Lembrei-me da primeira vez em que subira essa montanha, há muitos anos, cheia de expectativas, sonhos e alegria, para participar de um retiro especial. Eu fazia parte de um grupo de monjas do mosteiro feminino, onde morava há mais de dois anos. Haviam nos colocado nesse mesmo aposento. Éramos seis monjas. Deveríamos pacientemente esperar para que nos conduzissem ao refeitório, às salas de estudos, de meditação, de preces. Num mosteiro sede tudo é muito certinho. Ainda mais sendo um mosteiro masculino, no qual nós monjas só éramos admitidas em raras ocasiões.

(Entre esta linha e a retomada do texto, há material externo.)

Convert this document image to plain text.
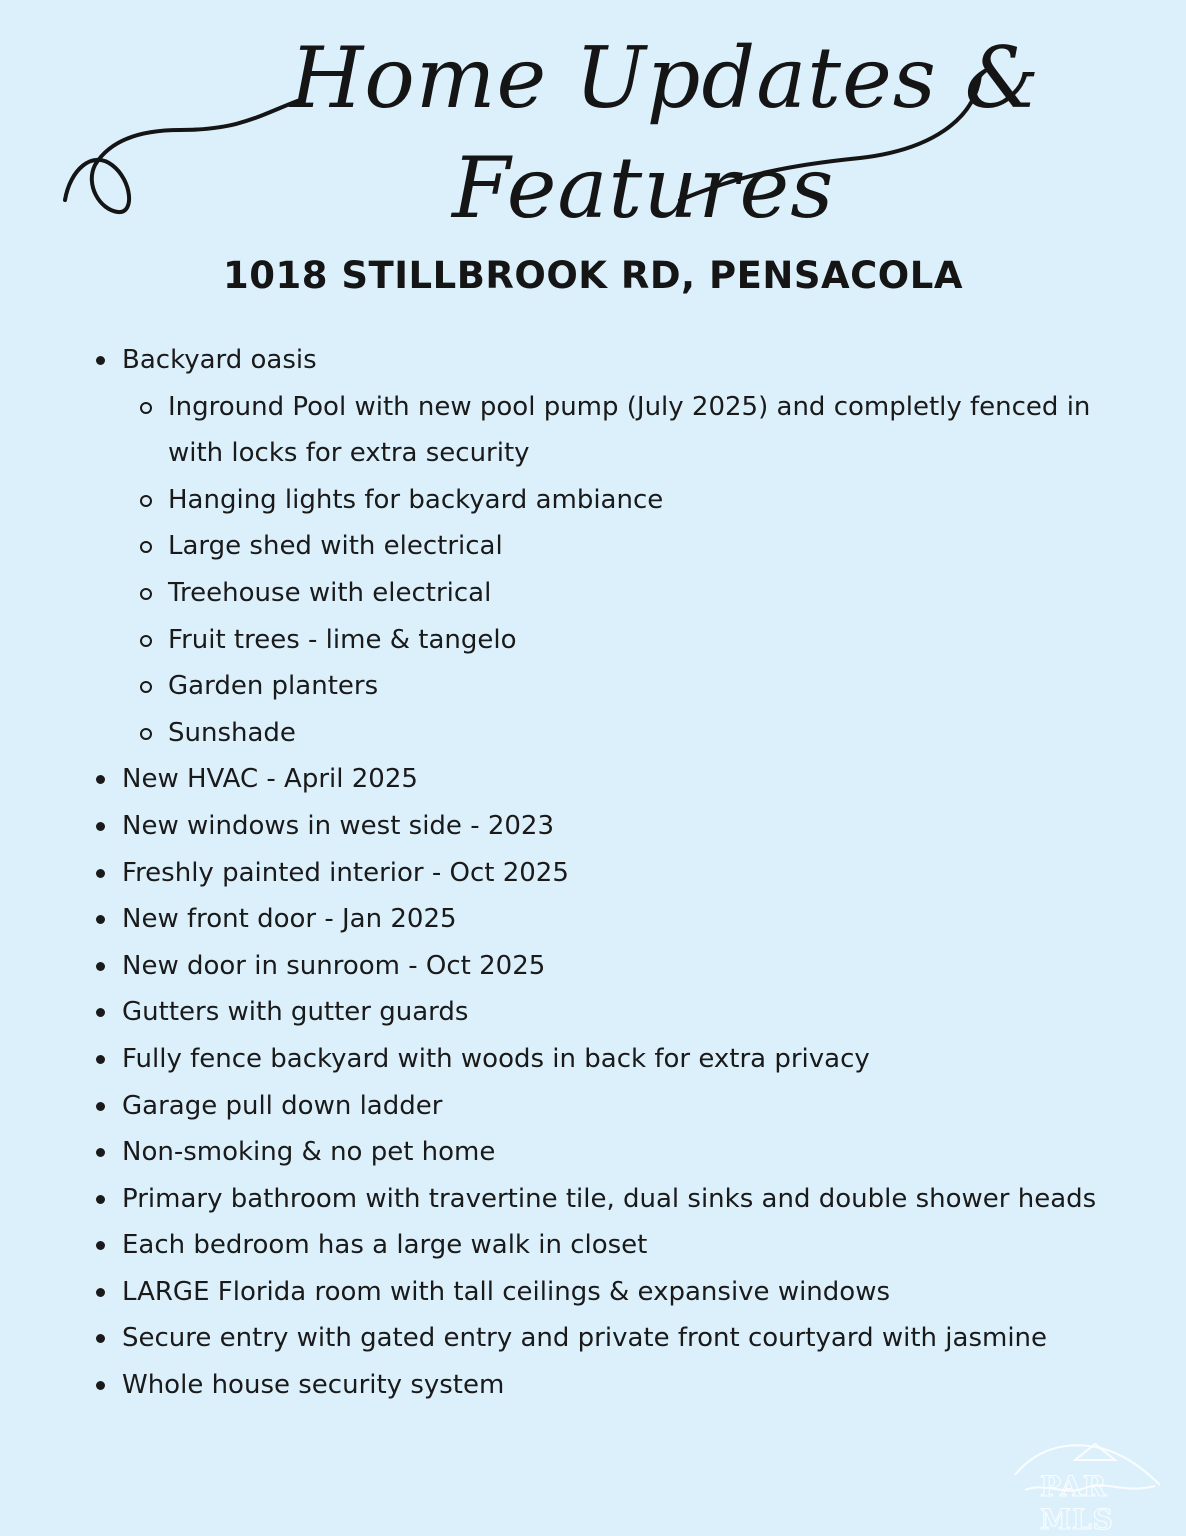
Home Updates &
Features
1018 STILLBROOK RD, PENSACOLA
Backyard oasis
Inground Pool with new pool pump (July 2025) and completly fenced in with locks for extra security
Hanging lights for backyard ambiance
Large shed with electrical
Treehouse with electrical
Fruit trees - lime & tangelo
Garden planters
Sunshade
New HVAC - April 2025
New windows in west side - 2023
Freshly painted interior - Oct 2025
New front door - Jan 2025
New door in sunroom - Oct 2025
Gutters with gutter guards
Fully fence backyard with woods in back for extra privacy
Garage pull down ladder
Non-smoking & no pet home
Primary bathroom with travertine tile, dual sinks and double shower heads
Each bedroom has a large walk in closet
LARGE Florida room with tall ceilings & expansive windows
Secure entry with gated entry and private front courtyard with jasmine
Whole house security system
PAR MLS
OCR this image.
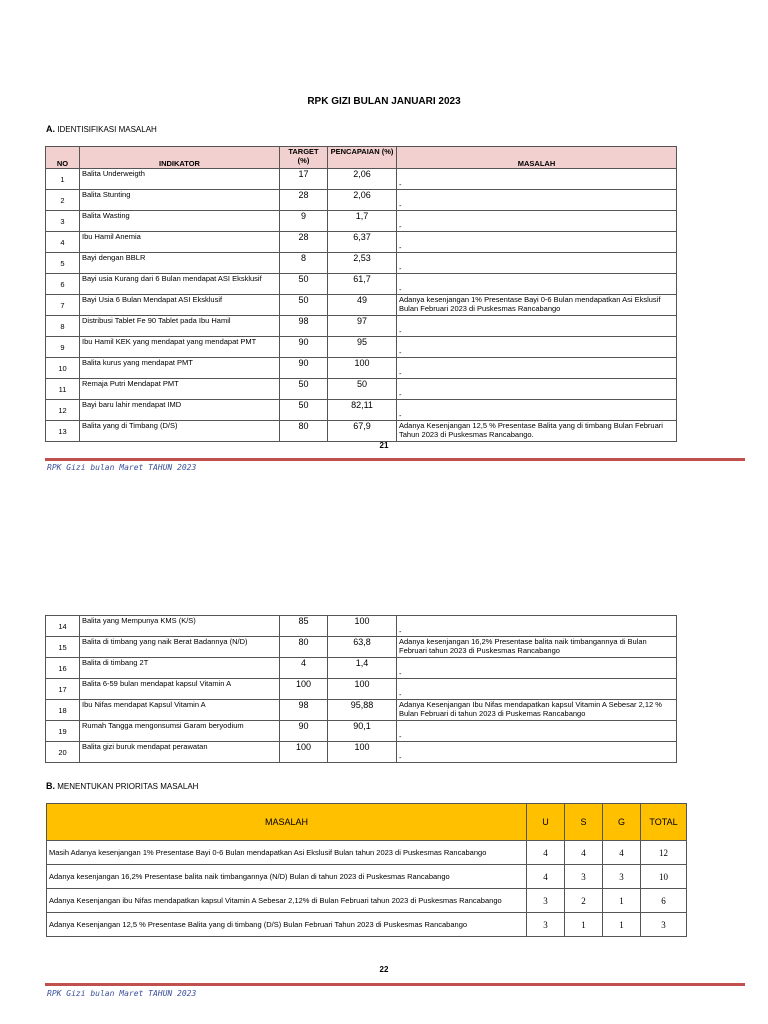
RPK GIZI BULAN JANUARI 2023
A. IDENTISIFIKASI MASALAH
NO	INDIKATOR	TARGET (%)	PENCAPAIAN (%)	MASALAH
1	Balita Underweigth	17	2,06	-
2	Balita Stunting	28	2,06	-
3	Balita Wasting	9	1,7	-
4	Ibu Hamil Anemia	28	6,37	-
5	Bayi dengan BBLR	8	2,53	-
6	Bayi usia Kurang dari 6 Bulan mendapat ASI Eksklusif	50	61,7	-
7	Bayi Usia 6 Bulan Mendapat ASI Eksklusif	50	49	Adanya kesenjangan 1% Presentase Bayi 0-6 Bulan mendapatkan Asi Ekslusif Bulan Februari 2023 di Puskesmas Rancabango
8	Distribusi Tablet Fe 90 Tablet pada Ibu Hamil	98	97	-
9	Ibu Hamil KEK yang mendapat yang mendapat PMT	90	95	-
10	Balita kurus yang mendapat PMT	90	100	-
11	Remaja Putri Mendapat PMT	50	50	-
12	Bayi baru lahir mendapat IMD	50	82,11	-
13	Balita yang di Timbang (D/S)	80	67,9	Adanya Kesenjangan 12,5 % Presentase Balita yang di timbang Bulan Februari Tahun 2023 di Puskesmas Rancabango.
21
RPK Gizi bulan Maret TAHUN 2023
14	Balita yang Mempunya KMS (K/S)	85	100	-
15	Balita di timbang yang naik Berat Badannya (N/D)	80	63,8	Adanya kesenjangan 16,2% Presentase balita naik timbangannya di Bulan Februari tahun 2023 di Puskesmas Rancabango
16	Balita di timbang 2T	4	1,4	-
17	Balita 6-59 bulan mendapat kapsul Vitamin A	100	100	-
18	Ibu Nifas mendapat Kapsul Vitamin A	98	95,88	Adanya Kesenjangan Ibu Nifas mendapatkan kapsul Vitamin A Sebesar 2,12 % Bulan Februari di tahun 2023 di Puskemas Rancabango
19	Rumah Tangga mengonsumsi Garam beryodium	90	90,1	-
20	Balita gizi buruk mendapat perawatan	100	100	-
B. MENENTUKAN PRIORITAS MASALAH
MASALAH	U	S	G	TOTAL
Masih Adanya kesenjangan 1% Presentase Bayi 0-6 Bulan mendapatkan Asi Ekslusif Bulan tahun 2023 di Puskesmas Rancabango	4	4	4	12
Adanya kesenjangan 16,2% Presentase balita naik timbangannya (N/D) Bulan di tahun 2023 di Puskesmas Rancabango	4	3	3	10
Adanya Kesenjangan ibu Nifas mendapatkan kapsul Vitamin A Sebesar 2,12% di Bulan Februari tahun 2023 di Puskesmas Rancabango	3	2	1	6
Adanya Kesenjangan 12,5 % Presentase Balita yang di timbang (D/S) Bulan Februari Tahun 2023 di Puskesmas Rancabango	3	1	1	3
22
RPK Gizi bulan Maret TAHUN 2023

Minhas companheiras, todas japonesas, se sentaram alegremente a bebericar chá e conversar. Algumas costuravam uns paninhos. Não acreditei. Há anos sonhava em chegar a este mosteiro. Há anos queria conhecer de perto o templo do Mestre que tanto me inspirara a me tornar monja zen budista. Elas não pareciam interessadas em sair dali. Não aguentei. Sem dizer nada, como quem vai ao banheiro, saí sozinha e comecei a percorrer os longos corredores, as imensas escadarias de madeira. Jovens monges ensaiavam cerimônias, correndo, andando, entoando sutras em voz alta. Outros faziam faxina. A cozinha era enorme e eles estavam de avental branco e toalhas brancas na cabeça. Nenhum leigo ou leiga. Apenas monges.

Quando chequei ao salão memorial do Fundador, meu coração bateu mais forte. Queria entrar, fazer reverências, oferecer incenso. Nisso fui interpelada por uma jovem, com microfone na mão. Era de uma rádio local e queria saber minhas impressões do mosteiro. Surpreendeu-me. A modernidade e o eterno. Respondi algumas de suas perguntas até que ela me perguntou qual era a essência do Budismo. Nesse momento um sino badalou e ecoou por todo o mosteiro. Sem pensar duas vezes disse:
- “O som do sino”.

Zen não é nada especial. Budismo é estar desperto e completo no instante em que estamos. Gong!

Passando por essas memórias entrei no aposento, conduzida por um noviço, de cerca de vinte anos, todo vestido de preto, com oculos de armação preta e lentes grossas, que me pedira para aguardar até que viessem me chamar para os cumprimentos formais.

Assim o fiz. Anos haviam se passado e entre outras coisas eu também aprendera a esperar. Havia uma garrafa térmica com água quente, algumas xícaras, um bule e chá verde numa latinha. Bolachas, embrulhadas uma a uma, em papel de arroz com delicado emblema do mosteiro, também estavam na bandeja de madeira.

Era o entardecer. Tudo estava silencioso a não ser por alguns pássaros. Vesti os hábitos formais, acendi um incenso de sandalo que trouxera, fiz um pouco de chá e enquanto o bebia lentamente puz-me a olhar para a palha de arroz que forrava o chão de todo o aposento.

De repente percebi o chão vivo. A palha de arroz era um grande arrozal. O vento balançava as longas hastes douradas. Foi tudo muito rápido, mas muito vívido. Pouco depois o chão voltou a ser a palha de arroz antiga, já um pouco desgastada pelos anos de uso, mas ainda em muito bom estado. Pensei em todas as pessoas que aqueles tatami suportaram e as que ainda servirão e senti uma grande reverência pelos campos de arroz.

A interdependência, ensinada nos textos sagrados, está em toda parte. O arroz só é possível se houver água, sol, nuvem, sapos que coaxam nos verões à sua volta, senhoras idosas de costas curvas pelos anos de constante plantar e colher. O arrozal existe se houver crianças correndo, varais de roupas coloridas, minhocas, e até nossos pensamentos e sentimentos. Tudo interligado, interconectado e vivo. O arroz é feito de coisas não arroz. Cada um de nós existe graças a todos os não-nós.
Palha de arroz. Tatami. Vislumbre breve do milagre de interser.